In generale penso che le aree più "progredite" moriranno lentamente e di una morte atroce e agonizzante, lastricata di un "benessere" che le sta già corrodendo dall'interno.

Sono socialista, ma il mio socialismo è arcaico, conservatore e pedagogico (ma non meno libertario, sia chiaro). Tutti dovrebbero avere il necessario, ma non più del necessario.

Se hai più del necessario, significa che stai creando squilibri che avranno ricadute nella tua e nell'altrui psicologia.

Se la tua ideologia quotidiana diventa l'accumulo e il lavoro per soddisfare i tuoi desideri materiali, ciò avrà una ricaduta nella tua e nell'altrui psicologia.

Accontentarsi, essere equanimi e austeri anche con sé stessi e lavorare il giusto e solo per il benessere collettivo, nella vita, significa ricercare una serenità che può essere solo interiore.

Tutto ciò che è esteriore non dà serenità. Ma genera depressione, ansia e noia.

Ovvero ti rende inconsapevolmente già morto.

(Luca Bagatin)

A mio avviso le posizioni preconcette non hanno senso. In particolare in politica.

A seconda della questione da affrontare, si può essere di centro, destra o sinistra.

Per questo penso che occorra sempre stare sopra. Volando più alto rispetto a ignoranza e banalità.

(Luca Bagatin)

Nulla di più ingenuo di credere che le elezioni siano una forma di democrazia.

Esse sono, nei fatti, una forma di stupidocrazia.

Inetti e incolti che eleggono loro pari, ovvero altrettanti inetti e incolti. Ai quali sottostare attraverso inette e incolte leggi!

L'apoteosi del sadomasochismo.

In assenza di formazione, elevazione morale, spirituale e culturale, ovvero in presenza di eccesso di informazione, pregiudizio, deformazione e altrettanta ignoranza di fondo, non ci potrà mai essere alcuna democrazia.

Ma vi sarà solo aberrazione e schiavitù.

(Luca Bagatin)

Il 2025 potrebbe portare USA e UE a dividersi inesorabilmente.

Trump potrebbe intelligentemente defilarsi da una guerra che non riguarda né ha mai riguardato gli USA, anzi li sta danneggiano, quella in Ucraina.

L'UE, guidata da diversamente intelligenti e irresponsabili, potrebbero continuare a sostenere il fallimentare regime del comico, inviso al suo stesso popolo, e, dunque, continuare a danneggiare gli interessi economici dell'UE.

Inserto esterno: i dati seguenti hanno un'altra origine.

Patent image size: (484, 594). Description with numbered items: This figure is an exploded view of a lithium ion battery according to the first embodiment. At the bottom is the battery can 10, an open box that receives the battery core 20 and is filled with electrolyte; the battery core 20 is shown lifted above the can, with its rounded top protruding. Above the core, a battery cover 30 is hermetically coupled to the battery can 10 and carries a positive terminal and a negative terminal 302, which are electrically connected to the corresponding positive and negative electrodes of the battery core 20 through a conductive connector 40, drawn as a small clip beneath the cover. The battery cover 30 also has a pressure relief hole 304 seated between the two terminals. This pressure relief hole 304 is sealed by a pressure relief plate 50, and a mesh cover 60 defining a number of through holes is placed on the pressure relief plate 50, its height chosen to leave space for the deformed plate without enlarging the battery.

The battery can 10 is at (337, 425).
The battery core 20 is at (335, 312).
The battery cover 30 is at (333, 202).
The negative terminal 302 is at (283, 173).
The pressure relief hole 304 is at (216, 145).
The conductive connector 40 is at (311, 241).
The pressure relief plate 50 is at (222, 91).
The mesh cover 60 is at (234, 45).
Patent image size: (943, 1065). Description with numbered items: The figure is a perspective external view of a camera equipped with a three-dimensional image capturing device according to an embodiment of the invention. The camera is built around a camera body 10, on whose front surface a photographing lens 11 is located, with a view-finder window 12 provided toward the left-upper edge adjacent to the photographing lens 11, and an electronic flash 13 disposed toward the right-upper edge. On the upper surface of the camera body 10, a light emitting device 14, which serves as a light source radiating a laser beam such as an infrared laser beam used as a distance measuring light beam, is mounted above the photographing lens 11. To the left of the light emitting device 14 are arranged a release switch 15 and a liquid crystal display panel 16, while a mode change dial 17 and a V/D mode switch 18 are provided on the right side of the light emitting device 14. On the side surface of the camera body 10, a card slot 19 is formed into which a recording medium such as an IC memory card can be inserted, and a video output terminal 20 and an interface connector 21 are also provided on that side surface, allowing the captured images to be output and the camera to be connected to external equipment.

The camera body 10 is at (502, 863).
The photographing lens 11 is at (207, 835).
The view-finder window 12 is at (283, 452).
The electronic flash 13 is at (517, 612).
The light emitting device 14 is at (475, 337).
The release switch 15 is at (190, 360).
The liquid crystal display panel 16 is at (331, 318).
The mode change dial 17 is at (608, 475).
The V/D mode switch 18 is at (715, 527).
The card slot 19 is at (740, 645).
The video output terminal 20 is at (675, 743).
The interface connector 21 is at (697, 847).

Difronte a ciò la NATO avrebbe solamente due strade da prendere: o continuare a essere guidata da irresponsabili come Stoltenberg e Rutte, perdendo molto probabilmente anche il sostegno degli USA, o allargarsi, a altri Paesi, come la Russia e la Cina e diventare, finalmente, baluardo di sicurezza e stabilità internazionale.

(Luca Bagatin)

Questa è l'epoca dei falsissimi profeti, degli ignoranti, di coloro i quali oggi sostengono una cosa, domani il suo opposto.

E ciò non vale solo per il caravanserraglio liberale, ma anche per quello fasciocomunista e fondamentalista religioso.

Questi totalitarismi, figli dell'egoismo, della superstizione e della modernità (anche quando molti fra costoro fingeranno di parlare contro la modernità), sono gli amici della materia e i nemici della Libertà (che può essere solo Interiore) e sono portatori di nuove schiavitù del pensiero e dell'anima.